Еще не весь снег растаял в горах, и прохладный ветер иногда становился пронизывающим. Майское нежаркое солнце выползло из-за вершины Шварцхорна и светило в глаза. Канат, протянутый над головами, был неразличим — в синем небе словно без всякой опоры кувыркался и плясал канатоходец. Его красные гетры и зеленый костюм казались вырезанными из цветной бумаги.
К подножию темной громады Шварцхорна светлыми бусинами одна за другой тянулись открытые платформы. Оттуда туристы поодиночке и группами добирались сюда, на ровную площадку, зажатую между обрывом и склоном. К склону лепились гостиничные коттеджи и дома жителей долины.

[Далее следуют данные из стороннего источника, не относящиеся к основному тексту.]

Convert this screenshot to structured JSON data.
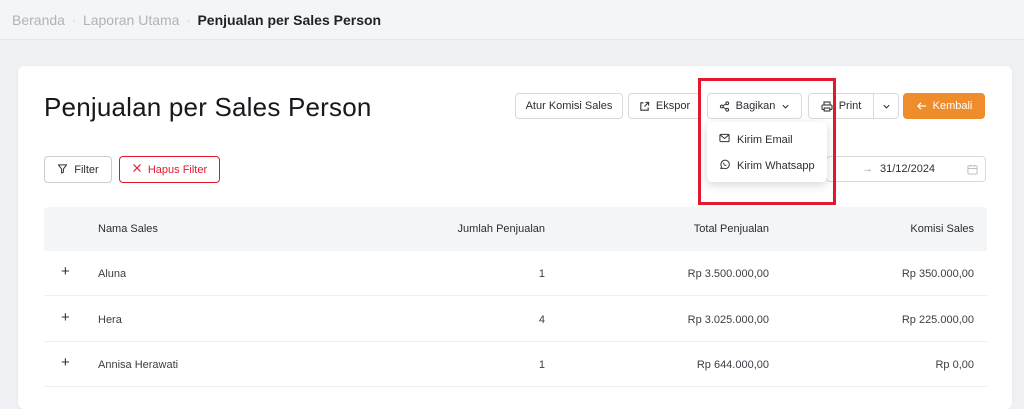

Мимо прошла группа, ее вел юноша в куртке с эмблемой экскурсионной службы. В свое время и мне довелось выслушать обстоятельный рассказ о славных традициях, о том, как вот уже много веков здесь празднуют приход весны; о том, как суровые горцы в те решительные, но скоротечные времена прекращали недозволенную охоту во владениях жестоких баронов и собирались здесь, соревнуясь в гибкости тела, силе кулака и остроте глаза. И бароны, умерив нрав, снисходили до общего веселья.
Сегодня, как всегда, праздник начался состязанием канатоходцев. Продолжат лучники. На склоне народ уже толпится у большого, слепленного из глины и веток осла. Самые нетерпеливые рвутся перепрыгнуть через осла, не касаясь его руками. Нетерпеливых осаживают и придерживают — всему свое время, туристы только прибывают, зачем же портить людям настроение, не каждый день они могут попасть на «Эзельфест».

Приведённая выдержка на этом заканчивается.